The three rods shown in the figure have identical dimensions. Heat flows from the hot end at a rate of $40\text{W}$ in the arrangement (a). Find the rate of heat flow when the rods are joined as in the arrangement shown in (b).
[Assume $K_{AI}=200{\text{W/m}}^{\circ }\text{C}$ and $K_{cu}=400{\text{W/m}}^{\circ }\text{C}$]

• A. $75\text{W}$
• B. $400\text{W}$
• C. $180\text{W}$
• D. $4\text{W}$

Answer 1

The correct option is B $400\text{W}$

Let the area of cross-section of each rod be $A$ and length be $L$.

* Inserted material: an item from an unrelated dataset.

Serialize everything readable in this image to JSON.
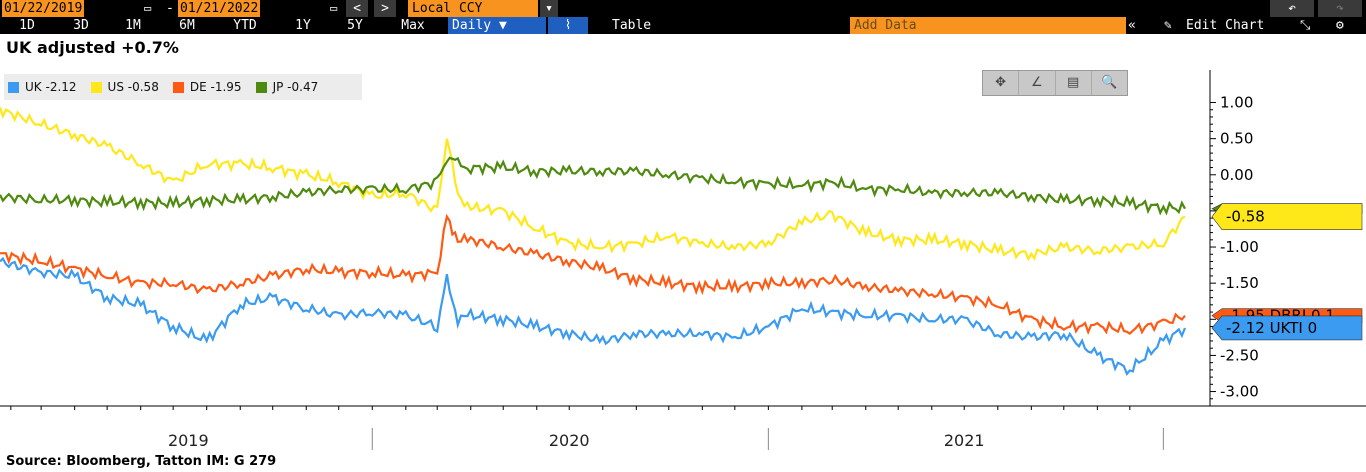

Case (a) When the rods are connected in series.
So each rod would have a heat resistance of $R=\frac{L}{KA}$
Since the rods are connected in series,
$R_{eff}=R_1+R_2+R_3=\frac{L}{K_{Al}A}+\frac{L}{K_{Cu}A}+\frac{L}{K_{Al}A}$
But, $R_{eff}=\frac{3L}{K_{eq}A}$
$\therefore$ We can write the above equation as
$\frac{3}{K_{eq}}=\frac{1}{K_{Al}}+\frac{1}{K_{Cu}}+\frac{1}{K_{Al}}$
$\Rightarrow \frac{3}{K_{eq}}=\frac{1}{200}+\frac{1}{400}+\frac{1}{200}=0.0125{\text{W/m}}^{\circ }\text{C}$
We know that, rate of heat flow $H=\frac{K_{eq}A(T_2-T_1)}{3L}$
$\Rightarrow H=\frac{A\times 100}{L\times 0.0125}$
$\Rightarrow H=\frac{8000\times A}{L}$
Given, $H=40\text{W}$
Thus, $\frac{A}{L}=0.005\dots \left(1\right)$

(b) When the rods are connected in parallel,
$\frac{1}{R_{eff}}=\frac{1}{R_1}+\frac{1}{R_2}+\frac{1}{R_3}$
But, $R_{eff}=\frac{L}{K_{eq}\times 3A}$
$\Rightarrow 3K_{eq}=K_{Cu}+2K_{Al}$
$\Rightarrow K_{eq}=(400+400)/3=\frac{800}{3}{\text{W/m}}^{\circ }\text{C}$
We know that, rate of heat flow
$H=\frac{K_{eq}\times 3A(T_2-T_1)}{L}$
​​​​​​​From the figure, we can say that
$H=\frac{800\times 3A\times 100}{3L}$
$\Rightarrow H=800\times 0.005\times 100$ (using (1))
$\Rightarrow H=400\text{W}$
Thus, option (b) is the correct answer.